Word count and text analysis of page 1 vs page 5
Let’s take a look at an example from the real world and see if there is a difference between pages that rank at the top of results page 1 and at results page 5, of some random search queries.
In the first test, we look at whether a result on the first page gets a higher relevance score than the result on Google’s rank page 5.
We start by searching for the query “best mask”.
The first organic result on the search query is selected, as well as the first organic result on page 5.
The first analysis of the article from Forbes shows a full-text analysis with all data types occupied with results.
The analysis of the Forbes article showed over 20 keywords, two overall topics, and two content topics. Also, the analysis gave a score of 75, which is not the best score, especially if we look at the example above that got a score of 85. We will get into later why such a long text does not score very high in the text analysis.
The second analysis is based on the article from Today and showed a much worse result.
The machine did not manage to find an overall topic for the page, and that the analysis gave a score of 42. But if you take a look at the word count, there is also a big difference in the length of the two pages.
Here it is difficult to directly conclude whether it is the word count or the better context analysis that may be the reason why Forbes ranks far better.
Although if we also look at the number of backlinks per page and the authority metrics of the respective websites (retrieved from ahrefs), Forbes should not be 5 results pages higher up in rankings than Today’s article.
So it is probably not authority which makes the big difference in this example. on the contrary, it tells a completely different story, which we do not get into today.
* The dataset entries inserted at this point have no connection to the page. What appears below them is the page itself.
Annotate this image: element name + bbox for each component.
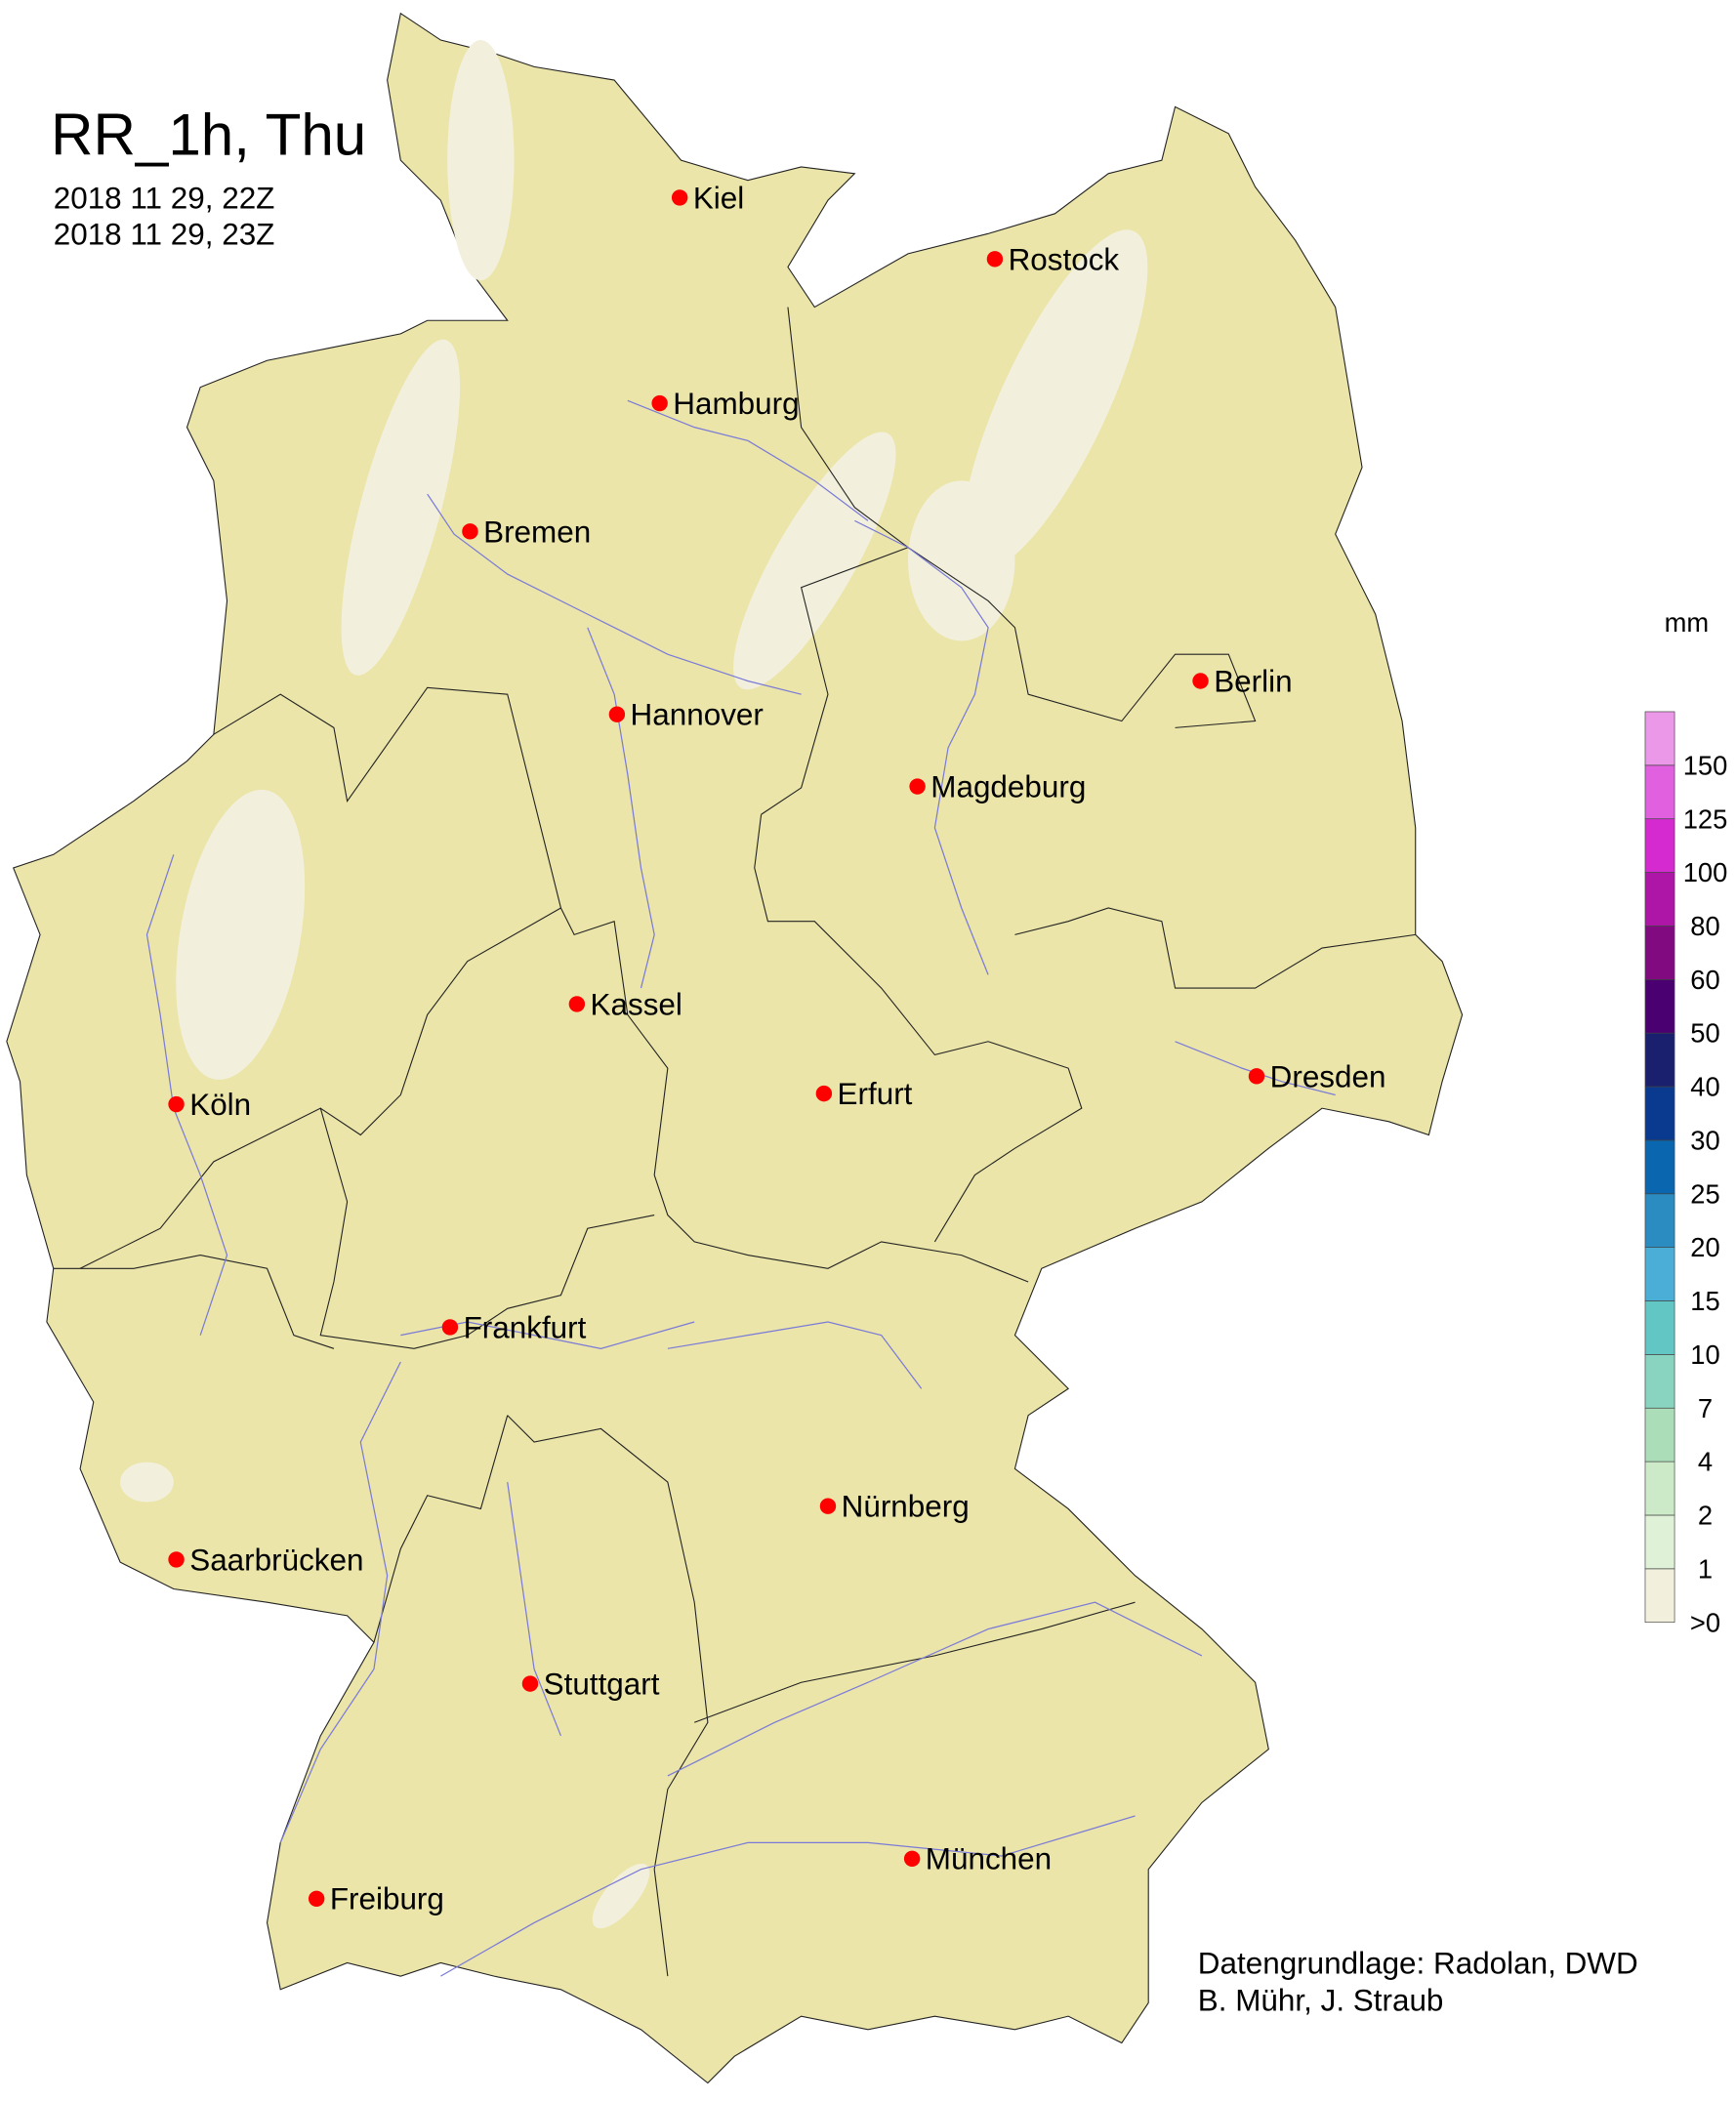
city-marker-dot — [608, 706, 626, 722]
city-marker-dot — [1248, 1068, 1265, 1085]
city-label: Stuttgart — [544, 1668, 660, 1702]
legend-swatch — [1644, 1086, 1675, 1141]
city-label: Magdeburg — [930, 769, 1086, 803]
city-label: Kassel — [591, 987, 682, 1021]
legend-swatch — [1644, 1461, 1675, 1516]
city-label: Rostock — [1009, 242, 1120, 276]
legend-label: 25 — [1690, 1178, 1719, 1209]
city-marker-dot — [568, 996, 586, 1012]
city-kiel: Kiel — [671, 181, 744, 215]
legend-swatch — [1644, 764, 1675, 820]
legend-swatch — [1644, 926, 1675, 980]
legend-label: 40 — [1690, 1072, 1719, 1102]
light-precipitation-areas — [120, 40, 1148, 1929]
city-saarbrücken: Saarbrücken — [168, 1543, 363, 1577]
color-legend: mm >0 1 2 4 7 10 15 20 25 30 40 50 60 80 100 125 150 — [1644, 607, 1728, 1637]
city-label: Dresden — [1270, 1059, 1386, 1093]
city-marker-dot — [903, 1850, 921, 1867]
legend-swatch — [1644, 872, 1675, 927]
city-markers: Kiel Rostock Hamburg Bremen Berlin Hannover Ma… — [168, 181, 1385, 1916]
legend-label: 15 — [1690, 1286, 1719, 1316]
city-marker-dot — [815, 1085, 833, 1102]
city-rostock: Rostock — [986, 242, 1120, 276]
city-köln: Köln — [168, 1088, 251, 1122]
valid-time-end: 2018 11 29, 23Z — [54, 217, 275, 251]
germany-landmass — [6, 12, 1464, 2084]
city-kassel: Kassel — [568, 987, 682, 1021]
city-label: Kiel — [693, 181, 744, 215]
state-borders — [53, 307, 1416, 1977]
legend-swatch — [1644, 1354, 1675, 1409]
credits-line-1: Datengrundlage: Radolan, DWD — [1198, 1946, 1638, 1980]
legend-swatch — [1644, 1247, 1675, 1301]
legend-unit: mm — [1665, 607, 1710, 638]
legend-label: 7 — [1698, 1393, 1713, 1423]
city-hannover: Hannover — [608, 698, 764, 732]
city-münchen: München — [903, 1842, 1052, 1876]
legend-label: 150 — [1683, 750, 1728, 780]
valid-time-start: 2018 11 29, 22Z — [54, 181, 275, 215]
legend-swatch — [1644, 1568, 1675, 1624]
city-label: Freiburg — [330, 1882, 444, 1916]
city-marker-dot — [651, 394, 668, 412]
legend-label: 1 — [1698, 1553, 1713, 1584]
city-marker-dot — [462, 523, 478, 540]
city-marker-dot — [909, 778, 926, 795]
map-title: RR_1h, Thu — [51, 103, 366, 168]
legend-label: 100 — [1683, 857, 1728, 887]
legend-label: 30 — [1690, 1125, 1719, 1155]
legend-swatch — [1644, 978, 1675, 1034]
legend-label: 125 — [1683, 803, 1728, 834]
city-label: Saarbrücken — [189, 1543, 363, 1577]
legend-label: 20 — [1690, 1232, 1719, 1262]
credits-line-2: B. Mühr, J. Straub — [1198, 1984, 1444, 2018]
city-label: Nürnberg — [842, 1490, 970, 1524]
city-bremen: Bremen — [462, 515, 591, 549]
legend-swatch — [1644, 1032, 1675, 1088]
city-label: Hamburg — [673, 387, 799, 421]
city-nürnberg: Nürnberg — [819, 1490, 970, 1524]
city-label: München — [926, 1842, 1052, 1876]
legend-swatch — [1644, 818, 1675, 873]
legend-swatch — [1644, 1139, 1675, 1195]
legend-label: 50 — [1690, 1018, 1719, 1049]
legend-swatch — [1644, 711, 1675, 766]
legend-swatch — [1644, 1407, 1675, 1462]
city-label: Bremen — [483, 515, 591, 549]
city-freiburg: Freiburg — [308, 1882, 444, 1916]
city-label: Hannover — [631, 698, 764, 732]
city-hamburg: Hamburg — [651, 387, 800, 421]
legend-label: 4 — [1698, 1447, 1713, 1477]
city-marker-dot — [441, 1319, 459, 1336]
legend-label: 80 — [1690, 911, 1719, 941]
city-label: Berlin — [1214, 664, 1292, 698]
city-marker-dot — [168, 1551, 185, 1568]
city-marker-dot — [671, 189, 688, 206]
legend-swatch — [1644, 1193, 1675, 1248]
city-erfurt: Erfurt — [815, 1077, 913, 1111]
city-marker-dot — [819, 1498, 837, 1514]
legend-swatch — [1644, 1514, 1675, 1570]
legend-label: 2 — [1698, 1501, 1713, 1531]
legend-label: >0 — [1690, 1607, 1720, 1637]
city-marker-dot — [1192, 673, 1209, 689]
city-marker-dot — [986, 251, 1004, 268]
city-label: Frankfurt — [464, 1310, 587, 1344]
city-stuttgart: Stuttgart — [521, 1668, 660, 1702]
city-label: Köln — [189, 1088, 251, 1122]
legend-swatch — [1644, 1300, 1675, 1355]
city-dresden: Dresden — [1248, 1059, 1386, 1093]
legend-label: 60 — [1690, 965, 1719, 995]
city-frankfurt: Frankfurt — [441, 1310, 587, 1344]
city-berlin: Berlin — [1192, 664, 1293, 698]
city-marker-dot — [168, 1095, 185, 1113]
legend-label: 10 — [1690, 1339, 1719, 1370]
city-label: Erfurt — [838, 1077, 913, 1111]
city-marker-dot — [308, 1890, 325, 1908]
city-magdeburg: Magdeburg — [909, 769, 1086, 803]
city-marker-dot — [521, 1675, 539, 1692]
Another way to ask the question about word count could also be: “what is the minimum word count for SEO?”
The conclusion of the ideal word count for SEO in 2020
It no doubt takes a few words for the search engines to understand what a text is about, but it may not be in as high a word count as first assumed.
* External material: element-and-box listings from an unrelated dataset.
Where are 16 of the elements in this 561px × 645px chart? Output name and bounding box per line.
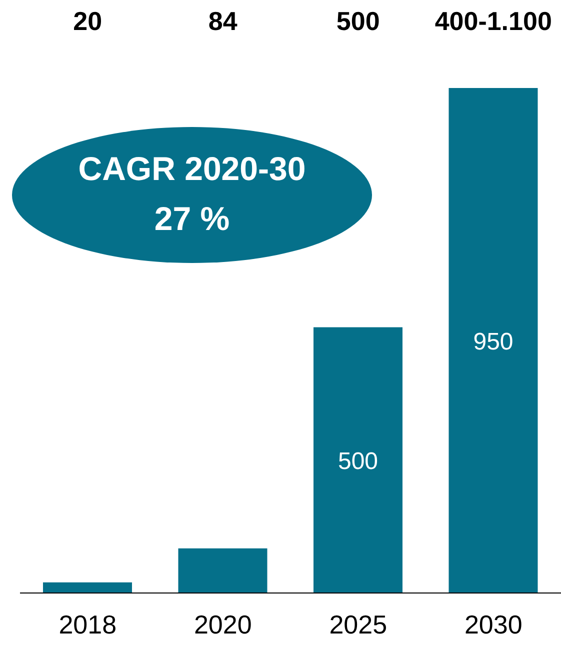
bar	[42, 582, 132, 593]
bar	[313, 327, 402, 593]
text: 400-1.100	[434, 6, 552, 36]
text: 20	[73, 6, 102, 36]
data-label: 500	[338, 448, 378, 476]
x-tick-label: 2020	[194, 609, 252, 640]
x-tick-label: 2025	[329, 609, 388, 640]
annotation: 27 %	[154, 200, 230, 237]
x-tick-label: 2030	[464, 609, 522, 640]
bar	[448, 88, 538, 593]
text: 84	[208, 6, 238, 36]
data-label: 950	[473, 328, 514, 356]
text: 500	[336, 6, 380, 36]
x-tick-label: 2018	[58, 609, 117, 640]
annotation: CAGR 2020-30	[78, 150, 306, 187]
bar	[178, 548, 268, 593]
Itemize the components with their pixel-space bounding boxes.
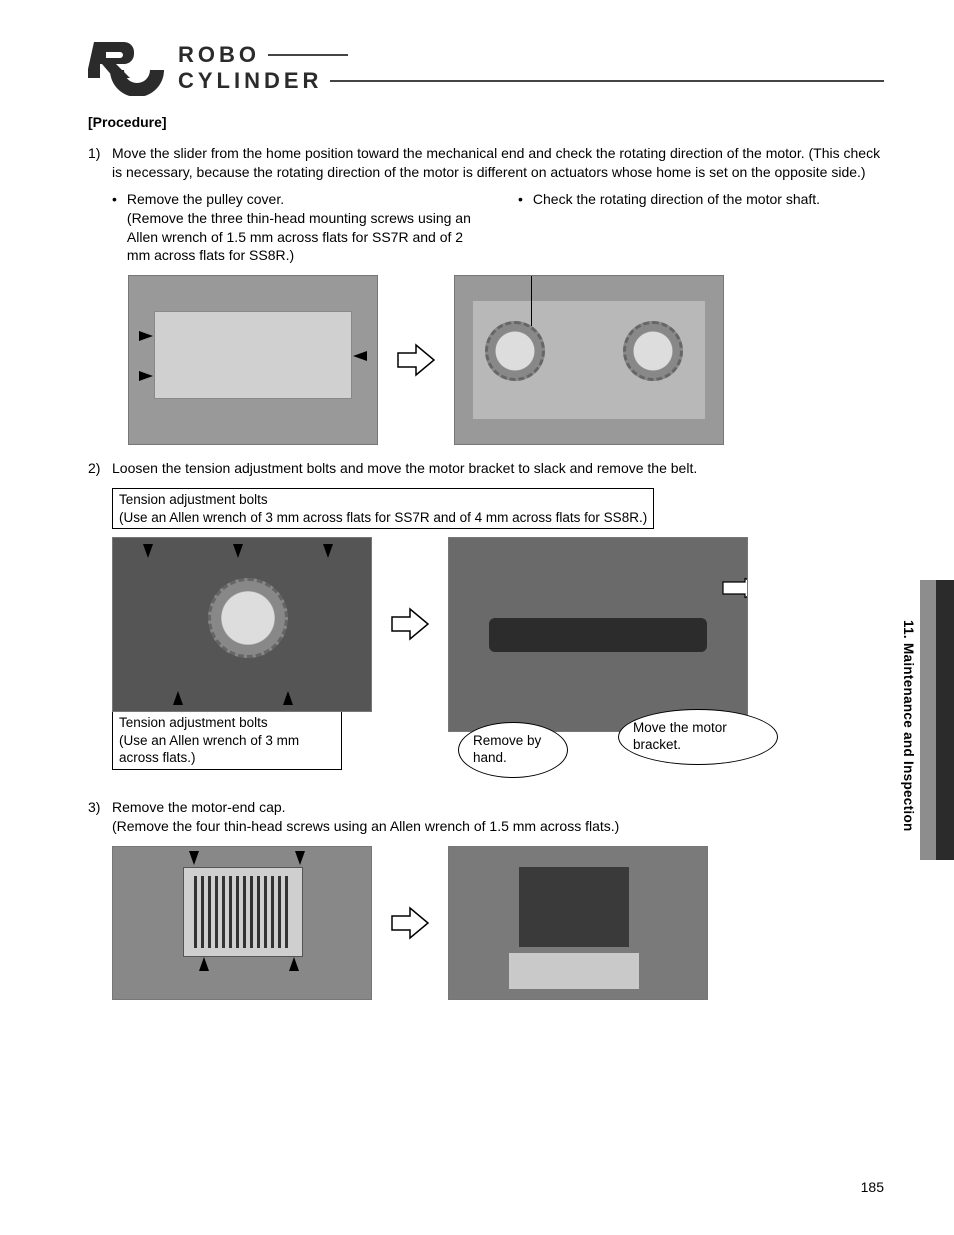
header-logo-row: ROBO CYLINDER	[88, 40, 884, 96]
step-3: 3) Remove the motor-end cap. (Remove the…	[88, 798, 884, 836]
step-1-figures	[128, 275, 884, 445]
photo-motor-end-cap	[112, 846, 372, 1000]
photo-motor-end-removed	[448, 846, 708, 1000]
brand-line1: ROBO	[178, 42, 260, 68]
step-1-bullet-left: Remove the pulley cover. (Remove the thr…	[127, 190, 478, 266]
step-2-number: 2)	[88, 459, 112, 478]
step-2-top-callout: Tension adjustment bolts (Use an Allen w…	[112, 488, 654, 529]
step-2-left-callout: Tension adjustment bolts (Use an Allen w…	[112, 712, 342, 770]
step-1-text: Move the slider from the home position t…	[112, 144, 884, 182]
page-number: 185	[861, 1179, 884, 1195]
bubble-move-motor-bracket: Move the motor bracket.	[618, 709, 778, 765]
step-1-number: 1)	[88, 144, 112, 182]
brand-line2: CYLINDER	[178, 68, 322, 94]
bullet-icon: •	[518, 190, 523, 209]
step-2-text: Loosen the tension adjustment bolts and …	[112, 459, 884, 478]
step-1-bullets: • Remove the pulley cover. (Remove the t…	[112, 190, 884, 266]
step-1: 1) Move the slider from the home positio…	[88, 144, 884, 182]
step-2-figures: Tension adjustment bolts (Use an Allen w…	[112, 537, 884, 770]
step-3-text: Remove the motor-end cap. (Remove the fo…	[112, 798, 884, 836]
step-2: 2) Loosen the tension adjustment bolts a…	[88, 459, 884, 478]
photo-motor-shaft-direction	[454, 275, 724, 445]
bubble-remove-by-hand: Remove by hand.	[458, 722, 568, 778]
procedure-heading: [Procedure]	[88, 114, 884, 130]
arrow-right-icon	[390, 607, 430, 641]
arrow-right-icon	[721, 578, 748, 598]
rc-logo-icon	[88, 40, 170, 96]
arrow-right-icon	[390, 906, 430, 940]
header-short-rule	[268, 54, 348, 56]
header-long-rule	[330, 80, 884, 82]
step-1-bullet-right: Check the rotating direction of the moto…	[533, 190, 820, 209]
step-3-number: 3)	[88, 798, 112, 836]
chapter-sidebar-text: 11. Maintenance and Inspection	[901, 620, 916, 832]
bullet-icon: •	[112, 190, 117, 209]
chapter-side-tab	[920, 580, 954, 860]
photo-pulley-cover	[128, 275, 378, 445]
arrow-right-icon	[396, 343, 436, 377]
photo-remove-belt	[448, 537, 748, 732]
step-3-figures	[112, 846, 884, 1000]
photo-tension-bolts	[112, 537, 372, 712]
With machine learning, Google and search engines better understand your content without having to type thousands of words. As the example with the text of 85 words, it explained briefly and exactly what the topic machine learning is, but it is clear if you want to write content that covers several topics and goes in-depth with several things, then, of course, there must be more than 85 words to do so and the word count can quickly hit a few thousand (just like this post).
However, we have also seen that a long text that is NOT written with the user and context in focus can tend to drift away from the overall topic and score poor scores in the text analysis. Unfortunately, this may be the result of attention to word count instead of context.
The real takeaway from here is that you should write something that gives contextual meaning and something that your users understand and value. That is a conclusion many others have come to as well, but in this post, we have also shown you WHY.
If you just make sure your text got context the search engines should understand what you are trying to tell. Of course, there is much more to SEO and high rankings than word count, which is why it might make better sense to focus your efforts elsewhere than word count.